Hubmaier wrote “When Christ teaches the Christian life, he says, “Repent or change your lives, and believe the gospel” [Mark 1:15]. Now, it belongs to a change of life that we look into our hearts, and that we remember our deeds and our omissions. Thus, we find that we do that which God has forbidden us and we leave undone what he has commanded us to do. Yes, there is no health in us but rather poison, wounds, and all impurity, which cling to us from the beginning because we are conceived and born in sin. Thus did Job, David, Jeremiah, John, and other God-fearing people lament. Furthermore, a person finds in himself neither help, comfort, nor medicine with which he could help himself. Therefore he must despair of himself and lose heart like the man who had fallen among the killers. Such a miserable little thing is the person who ponders and recognizes himself.”
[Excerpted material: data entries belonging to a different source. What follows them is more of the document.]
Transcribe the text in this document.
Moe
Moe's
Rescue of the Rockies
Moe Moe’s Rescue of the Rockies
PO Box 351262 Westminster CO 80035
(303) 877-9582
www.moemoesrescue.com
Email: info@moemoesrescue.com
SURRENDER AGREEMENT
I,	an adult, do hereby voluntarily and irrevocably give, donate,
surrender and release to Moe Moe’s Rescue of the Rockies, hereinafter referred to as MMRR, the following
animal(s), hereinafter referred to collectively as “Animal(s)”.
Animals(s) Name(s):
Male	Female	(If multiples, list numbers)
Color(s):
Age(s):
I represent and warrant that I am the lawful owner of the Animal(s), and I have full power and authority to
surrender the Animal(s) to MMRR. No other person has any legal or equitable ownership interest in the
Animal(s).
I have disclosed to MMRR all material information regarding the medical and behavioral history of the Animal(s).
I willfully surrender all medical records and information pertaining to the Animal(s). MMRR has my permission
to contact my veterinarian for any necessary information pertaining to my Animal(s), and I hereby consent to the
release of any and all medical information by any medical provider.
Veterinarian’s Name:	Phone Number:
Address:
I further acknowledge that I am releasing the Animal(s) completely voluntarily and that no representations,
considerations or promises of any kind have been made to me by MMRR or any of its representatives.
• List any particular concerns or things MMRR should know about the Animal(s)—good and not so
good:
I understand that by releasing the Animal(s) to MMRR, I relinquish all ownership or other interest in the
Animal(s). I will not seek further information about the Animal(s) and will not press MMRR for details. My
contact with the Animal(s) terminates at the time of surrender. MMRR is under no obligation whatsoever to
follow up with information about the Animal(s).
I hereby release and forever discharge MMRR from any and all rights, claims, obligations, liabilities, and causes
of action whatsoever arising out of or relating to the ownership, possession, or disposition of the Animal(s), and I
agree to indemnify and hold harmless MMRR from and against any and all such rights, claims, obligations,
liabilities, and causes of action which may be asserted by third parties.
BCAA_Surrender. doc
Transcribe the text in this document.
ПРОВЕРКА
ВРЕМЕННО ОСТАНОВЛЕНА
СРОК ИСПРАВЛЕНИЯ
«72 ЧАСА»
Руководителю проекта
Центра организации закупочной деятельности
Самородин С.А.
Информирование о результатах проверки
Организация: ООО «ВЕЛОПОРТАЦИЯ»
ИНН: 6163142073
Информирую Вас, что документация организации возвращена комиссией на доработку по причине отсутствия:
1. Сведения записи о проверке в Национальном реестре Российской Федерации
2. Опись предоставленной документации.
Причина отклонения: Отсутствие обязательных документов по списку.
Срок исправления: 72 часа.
It is, sadly, a trait of some of the historic Anabaptist strains to think severely and harshly of humanity (including one’s self), and to see little redeeming in self and humanity except through the bestowing of grace and redemption from God. I, myself, am hard on my self and as stated above bring to bear great scrutiny to make sure I am accurate in what I say, and state it clearly so it can be understood by everyone. Being “glib” is not a common trait of either historic or contemporary Anabaptists.
Read again the excerpt from Sirach, and you will better understand the toil that Anabaptists, historic and contemporary place themselves under. We cling to and hope for God’s grace and mercy because we know on our own . . . we’re pretty much schmucked.
May you beloved look at yourself to see where sin lies, were repentance is needed, and then gratefully accept the grace, mercy, and forgiveness that our Lord offers. Selah!